Daerah

Bobby Sebut Antrean BBM Dipicu Pemberhentian Sopir Tangki, Pertamina Bantah Ada PHK Massal

203
×

Bobby Sebut Antrean BBM Dipicu Pemberhentian Sopir Tangki, Pertamina Bantah Ada PHK Massal

Sebarkan artikel ini

Bobby Nasution Says Fuel Queues Were Caused by Tanker Driver Dismissals, Pertamina Denies Mass Layoffs

Suasana di SPBU Jalan Gatot Subroto Kota Medan, antrean pertalite masih normal -KOMPAS.com

MEDAN, SUMATRA UTARA – Gubernur Sumatera Utara Bobby Nasution menyatakan antrean panjang kendaraan di sejumlah stasiun pengisian bahan bakar umum (SPBU) di wilayahnya bukan disebabkan kelangkaan bahan bakar minyak (BBM), melainkan terganggunya distribusi akibat pemberhentian massal pengemudi mobil tangki pengangkut BBM.

Menurut Bobby, berdasarkan hasil koordinasi yang dilakukan Pemerintah Provinsi Sumatera Utara dengan Pertamina, stok BBM di wilayah tersebut dalam kondisi mencukupi. Namun, distribusi dari terminal BBM menuju SPBU mengalami hambatan karena banyak truk pengangkut tidak dapat beroperasi akibat kekurangan pengemudi.

“Yang saya sampaikan dari hasil koordinasi dengan pihak Pertamina itu bukan kelangkaan BBM-nya. Tapi pengemudi yang antar BBM-nya terjadi pemberhentian massal,” ujar Bobby saat ditemui di Kantor Gubernur Sumatera Utara, Selasa (14/7/2026).

BACA JUGA:  Serikat Buruh Desak Pajak Pencairan JHT Dihapus: Jangan Ambil Untung dari Uang Pekerja

Ia menjelaskan, kondisi tersebut membuat proses pengiriman BBM ke sejumlah SPBU tidak berjalan optimal sehingga memicu antrean kendaraan di berbagai daerah.
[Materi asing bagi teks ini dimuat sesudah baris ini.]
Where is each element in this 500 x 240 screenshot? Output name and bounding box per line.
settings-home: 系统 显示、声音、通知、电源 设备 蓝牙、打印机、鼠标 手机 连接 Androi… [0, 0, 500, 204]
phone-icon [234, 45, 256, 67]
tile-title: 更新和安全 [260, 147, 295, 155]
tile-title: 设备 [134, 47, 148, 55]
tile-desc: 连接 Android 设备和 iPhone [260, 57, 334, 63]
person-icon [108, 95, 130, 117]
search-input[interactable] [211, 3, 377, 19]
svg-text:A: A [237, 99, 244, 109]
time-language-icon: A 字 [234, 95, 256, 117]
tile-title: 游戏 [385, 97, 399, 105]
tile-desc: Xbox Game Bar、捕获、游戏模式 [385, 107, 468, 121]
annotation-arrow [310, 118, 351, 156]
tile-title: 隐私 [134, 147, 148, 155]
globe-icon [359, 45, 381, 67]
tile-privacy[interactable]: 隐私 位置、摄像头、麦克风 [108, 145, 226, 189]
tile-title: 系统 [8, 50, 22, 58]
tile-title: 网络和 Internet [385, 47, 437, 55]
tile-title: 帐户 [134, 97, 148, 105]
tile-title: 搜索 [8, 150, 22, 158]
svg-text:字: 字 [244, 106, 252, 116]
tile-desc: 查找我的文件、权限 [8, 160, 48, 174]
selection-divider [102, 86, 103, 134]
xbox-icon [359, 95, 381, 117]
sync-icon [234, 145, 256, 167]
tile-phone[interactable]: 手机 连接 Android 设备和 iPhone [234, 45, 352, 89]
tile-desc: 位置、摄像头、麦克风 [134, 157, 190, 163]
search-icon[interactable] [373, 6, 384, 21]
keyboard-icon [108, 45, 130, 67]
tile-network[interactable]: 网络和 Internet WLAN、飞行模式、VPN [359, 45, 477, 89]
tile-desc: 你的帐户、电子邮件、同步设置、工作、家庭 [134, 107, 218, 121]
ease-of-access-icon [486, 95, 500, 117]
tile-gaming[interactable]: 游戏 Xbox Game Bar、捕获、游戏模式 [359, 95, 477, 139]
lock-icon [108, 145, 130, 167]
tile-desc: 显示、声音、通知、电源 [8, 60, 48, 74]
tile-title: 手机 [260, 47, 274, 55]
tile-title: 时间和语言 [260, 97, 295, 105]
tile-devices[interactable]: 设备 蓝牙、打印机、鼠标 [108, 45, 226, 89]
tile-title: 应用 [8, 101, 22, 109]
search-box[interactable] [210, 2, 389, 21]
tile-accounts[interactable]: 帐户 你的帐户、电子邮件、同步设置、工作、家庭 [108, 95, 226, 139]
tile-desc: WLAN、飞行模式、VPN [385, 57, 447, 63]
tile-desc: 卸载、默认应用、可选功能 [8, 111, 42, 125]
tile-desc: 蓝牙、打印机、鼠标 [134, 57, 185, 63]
“Karena ada pemberhentian massal, truk pengangkutnya tidak bisa beroperasi. Maka dari itu kami sudah berkoordinasi dengan Pertamina, petugas TNI dan Polisi untuk menjadi driver dan mengantar serta mengecek pengamanan pasokan BBM,” katanya.

Pemerintah Provinsi Sumatera Utara, lanjut Bobby, terus berupaya mempercepat normalisasi distribusi agar kebutuhan masyarakat terhadap BBM tetap terpenuhi dan aktivitas ekonomi tidak terganggu.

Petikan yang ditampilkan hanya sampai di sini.